Largely as a result of  the growth in the “gig economy”, the employment tribunals have been hearing lots of cases recently considering individuals’ employment status and whether they are employees, workers or self-employed independent contractors. This is important to determine as it affects the legal rights a person can claim. For example, only employees can claim unfair dismissal. Unsurprisingly, employers often try to engage staff on the most positive basis for themselves which means they gain maximum flexibility, at the cheapest cost and with minimal legal risk.

The first such case to reach the Supreme Court is Pimlico Plumbers Ltd and Mullins v Smith. The employer lost its appeal against the Court of Appeal’s previous decision that Mr Smith was a worker.

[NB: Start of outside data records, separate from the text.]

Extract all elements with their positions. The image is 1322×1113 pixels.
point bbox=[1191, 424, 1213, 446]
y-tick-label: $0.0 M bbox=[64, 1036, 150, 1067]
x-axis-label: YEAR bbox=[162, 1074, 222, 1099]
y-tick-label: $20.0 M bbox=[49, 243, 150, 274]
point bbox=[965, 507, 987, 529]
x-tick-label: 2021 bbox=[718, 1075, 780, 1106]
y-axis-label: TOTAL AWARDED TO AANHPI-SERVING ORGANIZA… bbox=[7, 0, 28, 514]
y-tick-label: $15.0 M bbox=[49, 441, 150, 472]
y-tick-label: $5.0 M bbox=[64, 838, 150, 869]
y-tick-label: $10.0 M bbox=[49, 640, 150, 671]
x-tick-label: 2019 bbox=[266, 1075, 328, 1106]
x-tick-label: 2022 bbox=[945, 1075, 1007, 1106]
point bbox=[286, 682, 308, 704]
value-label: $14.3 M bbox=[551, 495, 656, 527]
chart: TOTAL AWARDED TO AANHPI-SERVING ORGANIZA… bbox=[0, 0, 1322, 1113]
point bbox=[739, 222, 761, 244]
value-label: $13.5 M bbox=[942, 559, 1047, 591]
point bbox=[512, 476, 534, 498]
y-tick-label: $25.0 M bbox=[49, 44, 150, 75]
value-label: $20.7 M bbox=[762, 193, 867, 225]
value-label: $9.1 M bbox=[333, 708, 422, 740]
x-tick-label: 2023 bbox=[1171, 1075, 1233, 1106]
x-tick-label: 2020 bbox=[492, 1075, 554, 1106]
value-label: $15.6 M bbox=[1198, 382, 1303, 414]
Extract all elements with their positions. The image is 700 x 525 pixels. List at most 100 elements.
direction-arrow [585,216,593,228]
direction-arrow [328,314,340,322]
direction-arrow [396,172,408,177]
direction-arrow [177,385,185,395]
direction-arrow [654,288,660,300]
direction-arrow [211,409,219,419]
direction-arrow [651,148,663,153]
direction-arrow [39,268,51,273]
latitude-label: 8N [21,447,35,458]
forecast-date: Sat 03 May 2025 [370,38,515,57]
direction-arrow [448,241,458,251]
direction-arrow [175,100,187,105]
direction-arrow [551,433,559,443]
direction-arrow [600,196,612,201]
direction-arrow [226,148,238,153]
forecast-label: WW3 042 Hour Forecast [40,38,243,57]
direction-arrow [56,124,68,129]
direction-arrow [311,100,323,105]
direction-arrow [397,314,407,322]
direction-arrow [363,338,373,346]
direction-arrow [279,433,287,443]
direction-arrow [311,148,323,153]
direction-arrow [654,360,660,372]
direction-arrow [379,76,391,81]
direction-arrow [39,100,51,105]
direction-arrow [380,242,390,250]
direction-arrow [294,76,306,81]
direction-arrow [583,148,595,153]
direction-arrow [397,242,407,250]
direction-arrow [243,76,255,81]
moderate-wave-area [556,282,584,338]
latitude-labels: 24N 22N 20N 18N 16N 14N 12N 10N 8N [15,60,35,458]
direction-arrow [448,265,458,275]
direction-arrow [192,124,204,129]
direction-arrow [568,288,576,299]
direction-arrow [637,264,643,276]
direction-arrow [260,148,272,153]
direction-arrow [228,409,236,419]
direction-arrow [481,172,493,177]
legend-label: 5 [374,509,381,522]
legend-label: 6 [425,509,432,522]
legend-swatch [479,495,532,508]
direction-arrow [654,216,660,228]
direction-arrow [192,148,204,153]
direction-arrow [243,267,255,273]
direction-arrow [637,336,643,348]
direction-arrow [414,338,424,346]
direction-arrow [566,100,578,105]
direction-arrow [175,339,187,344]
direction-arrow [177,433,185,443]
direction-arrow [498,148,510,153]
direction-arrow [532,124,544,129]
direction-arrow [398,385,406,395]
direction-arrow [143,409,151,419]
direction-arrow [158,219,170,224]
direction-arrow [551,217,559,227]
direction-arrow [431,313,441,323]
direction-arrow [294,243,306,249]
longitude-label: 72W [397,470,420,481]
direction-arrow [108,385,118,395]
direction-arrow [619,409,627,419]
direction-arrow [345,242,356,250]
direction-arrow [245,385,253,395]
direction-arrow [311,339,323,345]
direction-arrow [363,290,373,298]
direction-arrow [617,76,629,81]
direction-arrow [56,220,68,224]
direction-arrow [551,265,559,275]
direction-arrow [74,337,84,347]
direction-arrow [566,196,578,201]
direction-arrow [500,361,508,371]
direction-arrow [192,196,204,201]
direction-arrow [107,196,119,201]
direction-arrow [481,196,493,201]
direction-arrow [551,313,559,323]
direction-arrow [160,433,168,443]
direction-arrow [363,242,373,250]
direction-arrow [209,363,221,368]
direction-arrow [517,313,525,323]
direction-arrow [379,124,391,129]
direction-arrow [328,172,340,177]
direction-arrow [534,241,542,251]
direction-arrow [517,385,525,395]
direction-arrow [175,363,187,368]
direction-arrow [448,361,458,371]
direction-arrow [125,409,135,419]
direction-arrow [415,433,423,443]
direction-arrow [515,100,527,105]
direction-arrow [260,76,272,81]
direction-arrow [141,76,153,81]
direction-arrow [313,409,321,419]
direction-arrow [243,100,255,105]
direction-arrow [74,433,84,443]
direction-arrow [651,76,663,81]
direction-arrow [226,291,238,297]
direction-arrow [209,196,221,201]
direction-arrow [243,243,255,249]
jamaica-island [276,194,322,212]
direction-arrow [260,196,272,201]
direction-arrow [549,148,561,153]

In this case, Mr Smith worked for Pimlico Plumbers for about 5 and a half years. His contract stated that he was an independent contractor. He was obliged to work 40 hours a week and subject to tight controls by the employer including wearing their uniform and driving a van with their logo on it, although he had to provide his own tools and materials. Mr Smith paid tax on a self-employed basis and was registered for VAT. However, the court found that he was in effect required to give personal service and could not send a substitute to do his work. This appears to have been a major deciding factor in the court’s decision that he was a worker.


This decision was not a surprise as the employment tribunal, Employment Appeal Tribunal and Court of Appeal had all found against the employer.

Although these types of cases  are highly fact specific (and so are not always a useful guide to how other cases may be determined in the future) this appears to demonstrate a trend whereby the courts are generally very skeptical of arrangements by a company to try and argue that individuals providing their services to it are not employees or workers but, in fact, independent contractors.